Lose It, a weight loss app, is an electronic food journal that shows the values of the macronutrients of foods that the patient consumes, as well as a daily calorie count. The Engaging Everyday Activities app effectively reminds patients who have had transient ischemic attacks about daily activities that can reduce their risk for a recurrent attack.

Movies4Stroke features educational videos about first aid, rehabilitation, how to improve swallowing, and stroke risk factors.

AFib 2gether allows patients to enter their clinical data and calculates their annual stroke risk scores. The information is provided to a health care provider before the next visit to help the patient make an informed decision about anticoagulation therapy.

“We believe that the widespread use of smartphones and apps may improve patient care in every part of the world and in particular in those parts where updated guideline consultation is not readily available. However, in our study we found that apps to implement guidelines by a clinical decision support system are still lacking. Our hope is that these apps will increase in the future,” said Dr. Pilato.
 

No panacea

Commenting on this review for this article, Amy Guzik, MD, associate professor of neurology at Wake Forest University School of Medicine, Winston-Salem, N.C., said that all physicians are looking for opportunities to use technology, especially in stroke, to diagnose and treat patients in the best way they can.

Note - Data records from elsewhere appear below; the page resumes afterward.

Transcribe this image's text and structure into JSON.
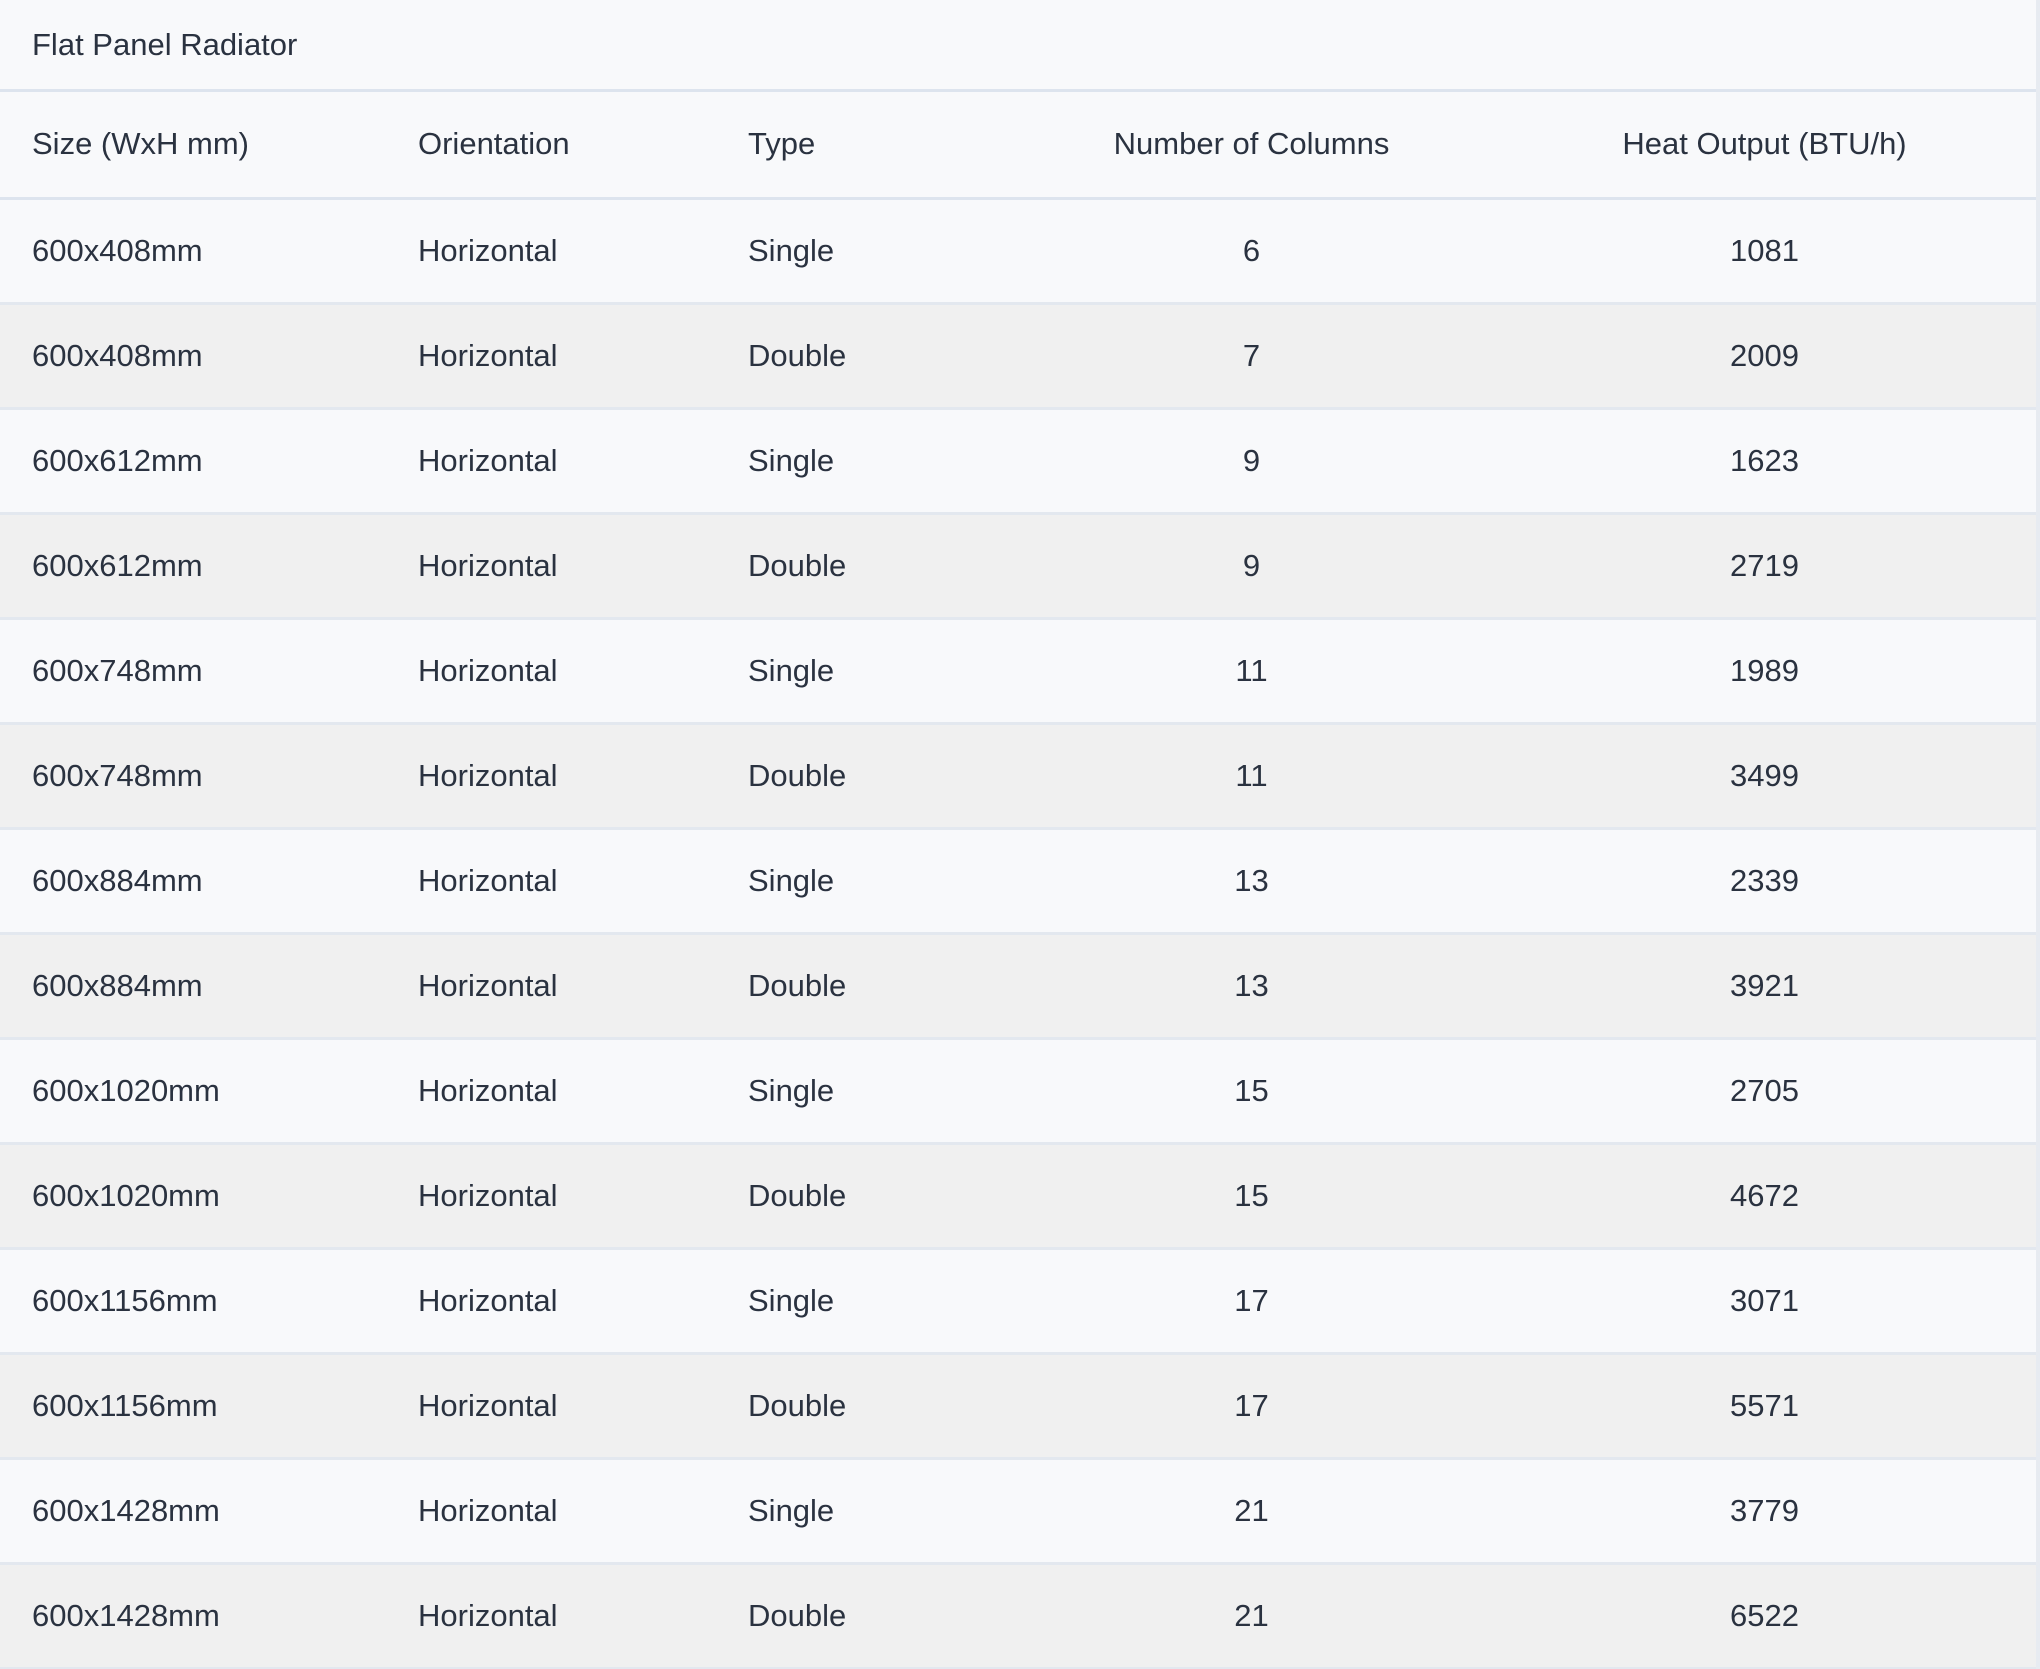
{
  "table": {
    "title": "Flat Panel Radiator",
    "columns": [
      "Size (WxH mm)",
      "Orientation",
      "Type",
      "Number of Columns",
      "Heat Output (BTU/h)"
    ],
    "rows": [
      [
        "600x408mm",
        "Horizontal",
        "Single",
        "6",
        "1081"
      ],
      [
        "600x408mm",
        "Horizontal",
        "Double",
        "7",
        "2009"
      ],
      [
        "600x612mm",
        "Horizontal",
        "Single",
        "9",
        "1623"
      ],
      [
        "600x612mm",
        "Horizontal",
        "Double",
        "9",
        "2719"
      ],
      [
        "600x748mm",
        "Horizontal",
        "Single",
        "11",
        "1989"
      ],
      [
        "600x748mm",
        "Horizontal",
        "Double",
        "11",
        "3499"
      ],
      [
        "600x884mm",
        "Horizontal",
        "Single",
        "13",
        "2339"
      ],
      [
        "600x884mm",
        "Horizontal",
        "Double",
        "13",
        "3921"
      ],
      [
        "600x1020mm",
        "Horizontal",
        "Single",
        "15",
        "2705"
      ],
      [
        "600x1020mm",
        "Horizontal",
        "Double",
        "15",
        "4672"
      ],
      [
        "600x1156mm",
        "Horizontal",
        "Single",
        "17",
        "3071"
      ],
      [
        "600x1156mm",
        "Horizontal",
        "Double",
        "17",
        "5571"
      ],
      [
        "600x1428mm",
        "Horizontal",
        "Single",
        "21",
        "3779"
      ],
      [
        "600x1428mm",
        "Horizontal",
        "Double",
        "21",
        "6522"
      ]
    ]
  },
  "colors": {
    "text": "#2a3240",
    "row_light": "#f8f9fb",
    "row_striped": "#f0f0f0",
    "divider": "#dde4ee"
  }
}
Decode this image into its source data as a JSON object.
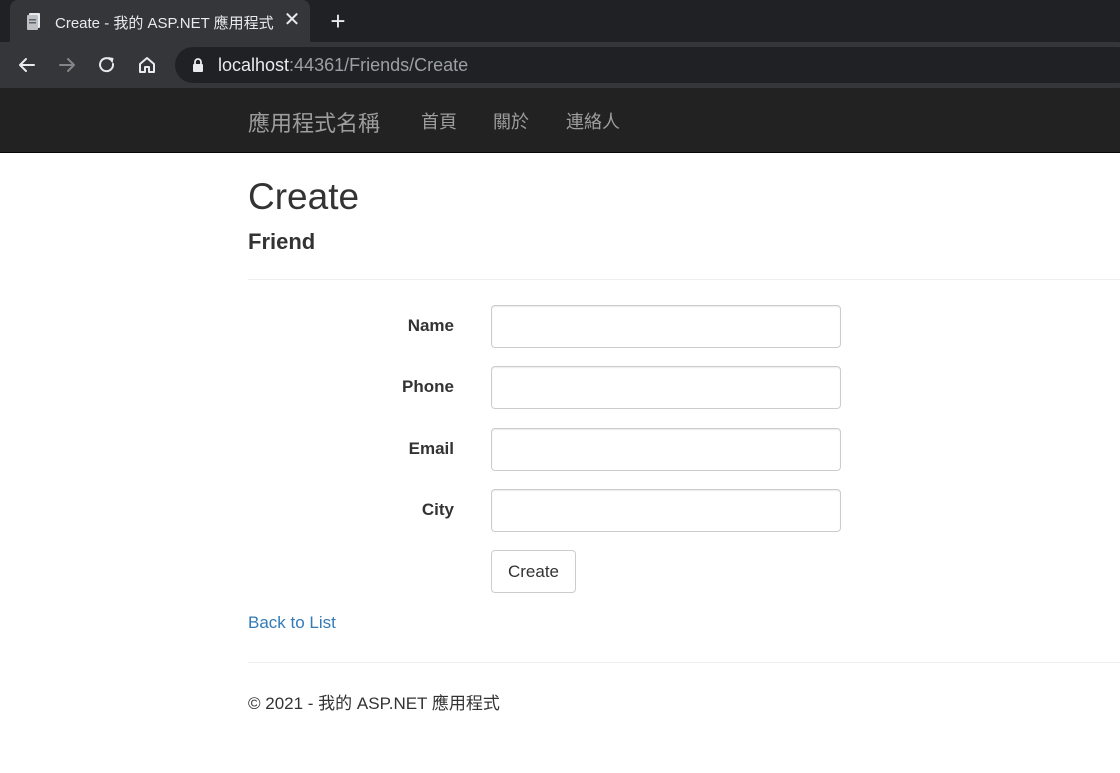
{
  "browser": {
    "tab": {
      "title": "Create - 我的 ASP.NET 應用程式",
      "close_glyph": "✕",
      "favicon": "page-icon"
    },
    "new_tab_glyph": "+",
    "toolbar": {
      "back": "back-arrow-icon",
      "forward": "forward-arrow-icon",
      "reload": "reload-icon",
      "home": "home-icon"
    },
    "address": {
      "host": "localhost",
      "rest": ":44361/Friends/Create"
    },
    "colors": {
      "tabstrip": "#202124",
      "toolbar": "#35363a"
    }
  },
  "navbar": {
    "brand": "應用程式名稱",
    "links": [
      "首頁",
      "關於",
      "連絡人"
    ],
    "colors": {
      "background": "#222222",
      "text": "#9d9d9d"
    }
  },
  "page": {
    "title": "Create",
    "subtitle": "Friend"
  },
  "form": {
    "fields": [
      {
        "label": "Name",
        "value": ""
      },
      {
        "label": "Phone",
        "value": ""
      },
      {
        "label": "Email",
        "value": ""
      },
      {
        "label": "City",
        "value": ""
      }
    ],
    "submit_label": "Create"
  },
  "back_link": "Back to List",
  "footer": "© 2021 - 我的 ASP.NET 應用程式",
  "colors": {
    "link": "#337ab7",
    "text": "#333333"
  }
}
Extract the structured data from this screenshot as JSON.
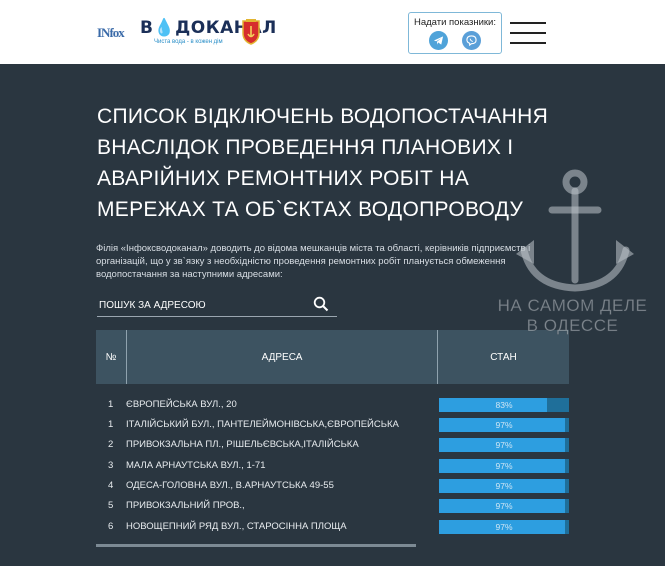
{
  "header": {
    "logo_infox": "INfox",
    "logo_vodokanal_prefix": "В",
    "logo_vodokanal_drop": "◆",
    "logo_vodokanal_suffix": "ДОКАНАЛ",
    "logo_slogan": "Чиста вода - в кожен дім",
    "reading_label": "Надати показники:",
    "telegram_icon": "telegram-icon",
    "viber_icon": "viber-icon",
    "menu_icon": "hamburger-menu-icon"
  },
  "title": "СПИСОК ВІДКЛЮЧЕНЬ ВОДОПОСТАЧАННЯ ВНАСЛІДОК ПРОВЕДЕННЯ ПЛАНОВИХ І АВАРІЙНИХ РЕМОНТНИХ РОБІТ НА МЕРЕЖАХ ТА ОБ`ЄКТАХ ВОДОПРОВОДУ",
  "intro": "Філія «Інфоксводоканал» доводить до відома мешканців міста та області, керівників підприємств і організацій, що у зв`язку з необхідністю проведення ремонтних робіт планується обмеження водопостачання за наступними адресами:",
  "search": {
    "placeholder": "ПОШУК ЗА АДРЕСОЮ",
    "value": ""
  },
  "table": {
    "headers": {
      "num": "№",
      "address": "АДРЕСА",
      "status": "СТАН"
    },
    "rows": [
      {
        "num": "1",
        "address": "ЄВРОПЕЙСЬКА ВУЛ., 20",
        "status": "83%",
        "progress": 0.83
      },
      {
        "num": "1",
        "address": "ІТАЛІЙСЬКИЙ БУЛ., ПАНТЕЛЕЙМОНІВСЬКА,ЄВРОПЕЙСЬКА",
        "status": "97%",
        "progress": 0.97
      },
      {
        "num": "2",
        "address": "ПРИВОКЗАЛЬНА ПЛ., РІШЕЛЬЄВСЬКА,ІТАЛІЙСЬКА",
        "status": "97%",
        "progress": 0.97
      },
      {
        "num": "3",
        "address": "МАЛА АРНАУТСЬКА ВУЛ., 1-71",
        "status": "97%",
        "progress": 0.97
      },
      {
        "num": "4",
        "address": "ОДЕСА-ГОЛОВНА ВУЛ., В.АРНАУТСЬКА 49-55",
        "status": "97%",
        "progress": 0.97
      },
      {
        "num": "5",
        "address": "ПРИВОКЗАЛЬНИЙ ПРОВ.,",
        "status": "97%",
        "progress": 0.97
      },
      {
        "num": "6",
        "address": "НОВОЩЕПНИЙ РЯД ВУЛ., СТАРОСІННА ПЛОЩА",
        "status": "97%",
        "progress": 0.97
      }
    ]
  },
  "watermark": {
    "line1": "НА САМОМ ДЕЛЕ",
    "line2": "В ОДЕССЕ",
    "icon": "anchor-icon"
  },
  "colors": {
    "background": "#2a3640",
    "table_header": "#3d5361",
    "progress_fill": "#2d9ee0"
  }
}
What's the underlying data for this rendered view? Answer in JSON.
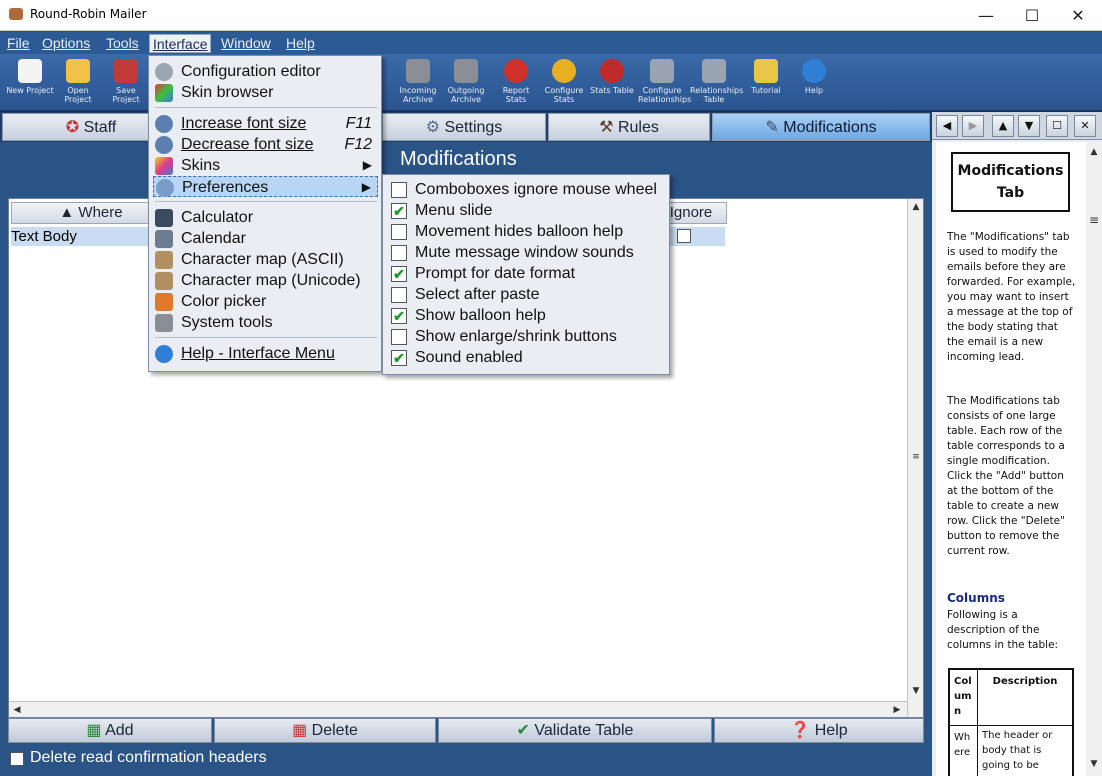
{
  "window": {
    "title": "Round-Robin Mailer",
    "minimize": "—",
    "maximize": "☐",
    "close": "✕"
  },
  "menubar": [
    "File",
    "Options",
    "Tools",
    "Interface",
    "Window",
    "Help"
  ],
  "toolbar": [
    {
      "label": "New Project",
      "icon": "new-project-icon",
      "color": "#f4f4f4"
    },
    {
      "label": "Open Project",
      "icon": "open-project-icon",
      "color": "#f0c24a"
    },
    {
      "label": "Save Project",
      "icon": "save-project-icon",
      "color": "#c03a3a"
    },
    {
      "label": "Incoming Archive",
      "icon": "incoming-archive-icon",
      "color": "#8a8f97"
    },
    {
      "label": "Outgoing Archive",
      "icon": "outgoing-archive-icon",
      "color": "#8a8f97"
    },
    {
      "label": "Report Stats",
      "icon": "report-stats-icon",
      "color": "#d0302a"
    },
    {
      "label": "Configure Stats",
      "icon": "configure-stats-icon",
      "color": "#e6b020"
    },
    {
      "label": "Stats Table",
      "icon": "stats-table-icon",
      "color": "#c02a2a"
    },
    {
      "label": "Configure Relationships",
      "icon": "configure-relationships-icon",
      "color": "#9aa3b0"
    },
    {
      "label": "Relationships Table",
      "icon": "relationships-table-icon",
      "color": "#9aa3b0"
    },
    {
      "label": "Tutorial",
      "icon": "tutorial-icon",
      "color": "#e8c64a"
    },
    {
      "label": "Help",
      "icon": "help-icon",
      "color": "#2f7fd6"
    }
  ],
  "tabs": [
    {
      "label": "Staff",
      "icon": "staff-icon"
    },
    {
      "label": "Settings",
      "icon": "settings-icon"
    },
    {
      "label": "Rules",
      "icon": "rules-icon"
    },
    {
      "label": "Modifications",
      "icon": "modifications-icon"
    }
  ],
  "main": {
    "heading": "Modifications",
    "columns": [
      "Where",
      "Ignore"
    ],
    "rows": [
      {
        "where": "Text Body",
        "ignore": false
      }
    ],
    "buttons": [
      "Add",
      "Delete",
      "Validate Table",
      "Help"
    ],
    "delete_headers_label": "Delete read confirmation headers",
    "delete_headers_checked": false
  },
  "interface_menu": {
    "groups": [
      [
        {
          "label": "Configuration editor",
          "icon": "configuration-editor-icon",
          "color": "#9aa5b2"
        },
        {
          "label": "Skin browser",
          "icon": "skin-browser-icon",
          "color": "#3a9ad8"
        }
      ],
      [
        {
          "label": "Increase font size",
          "icon": "zoom-in-icon",
          "color": "#5a7fb0",
          "shortcut": "F11"
        },
        {
          "label": "Decrease font size",
          "icon": "zoom-out-icon",
          "color": "#5a7fb0",
          "shortcut": "F12"
        },
        {
          "label": "Skins",
          "icon": "skins-icon",
          "color": "#d84aa0",
          "submenu": true
        },
        {
          "label": "Preferences",
          "icon": "preferences-icon",
          "color": "#7a9cc8",
          "submenu": true,
          "highlight": true
        }
      ],
      [
        {
          "label": "Calculator",
          "icon": "calculator-icon",
          "color": "#3c4a5e"
        },
        {
          "label": "Calendar",
          "icon": "calendar-icon",
          "color": "#6d7c90"
        },
        {
          "label": "Character map (ASCII)",
          "icon": "character-map-ascii-icon",
          "color": "#b09060"
        },
        {
          "label": "Character map (Unicode)",
          "icon": "character-map-unicode-icon",
          "color": "#b09060"
        },
        {
          "label": "Color picker",
          "icon": "color-picker-icon",
          "color": "#e07a2a"
        },
        {
          "label": "System tools",
          "icon": "system-tools-icon",
          "color": "#8a8f97"
        }
      ],
      [
        {
          "label": "Help - Interface Menu",
          "icon": "help-icon",
          "color": "#2f7fd6"
        }
      ]
    ]
  },
  "preferences_menu": [
    {
      "label": "Comboboxes ignore mouse wheel",
      "checked": false
    },
    {
      "label": "Menu slide",
      "checked": true
    },
    {
      "label": "Movement hides balloon help",
      "checked": false
    },
    {
      "label": "Mute message window sounds",
      "checked": false
    },
    {
      "label": "Prompt for date format",
      "checked": true
    },
    {
      "label": "Select after paste",
      "checked": false
    },
    {
      "label": "Show balloon help",
      "checked": true
    },
    {
      "label": "Show enlarge/shrink buttons",
      "checked": false
    },
    {
      "label": "Sound enabled",
      "checked": true
    }
  ],
  "help_panel": {
    "title": "Modifications Tab",
    "para1": "The \"Modifications\" tab is used to modify the emails before they are forwarded.  For example, you may want to insert a message at the top of the body stating that the email is a new incoming lead.",
    "para2": "The Modifications tab consists of one large table.  Each row of the table corresponds to a single modification. Click the \"Add\" button at the bottom of the table to create a new row.  Click the \"Delete\" button to remove the current row.",
    "section": "Columns",
    "section_text": "Following is a description of the columns in the table:",
    "table_headers": [
      "Column",
      "Description"
    ],
    "table_row": [
      "Where",
      "The header or body that is going to be"
    ]
  }
}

“Figuring out ways to increase efficiency and get the word out to our patients is very important to us and is probably why there are so many apps out there,” said Dr. Guzik.

“There are some ways such apps could be particularly useful. One is in remote hospitals that might not have a neurologist. Helping with the diagnosis and determining what is a bad stroke that needs to go to a higher level of medical care, or whether it is something the local hospital could take care of, would be useful,” said Dr. Guzik.

“Also helping EMS figure out which hospital to go to, or once they are on their way, being able to talk to the neurologist or neurosurgeon or the emergency room doctor and make a plan before the patient gets here, so we can expedite care when the patient arrives, is where apps can be particularly useful,” she added.

There are limitations to what apps can do, however. In the case of stroke, patients may often have important barriers that do not allow them to use apps at all, she said.

“Regardless of how they are being taken care of, a lot of our stroke patients will have problems with technology. A stroke can make texting difficult. Patients may have language difficulties, weakness, or cognitive impairment. They are relying on caregivers. All of this makes it difficult for a tech solution to be the automatic solution, unless things are done in a thoughtful way to make sure that it is appropriate for stroke patients.

“Also, there are a lot of elderly patients who may not necessarily be the most tech savvy and do not have as much digital literacy as younger patients. Another limitation to consider is that some people may not even have easy access to technology. So we must make sure that this is all done with an equity focus,” said Dr. Guzik.

The study was funded by the Associazione Nazionale fra le Imprese Assicuratrici (ANIA). Dr. Pilato and Dr. Guzik reported no relevant financial relationships.

A version of this article first appeared on Medscape.com.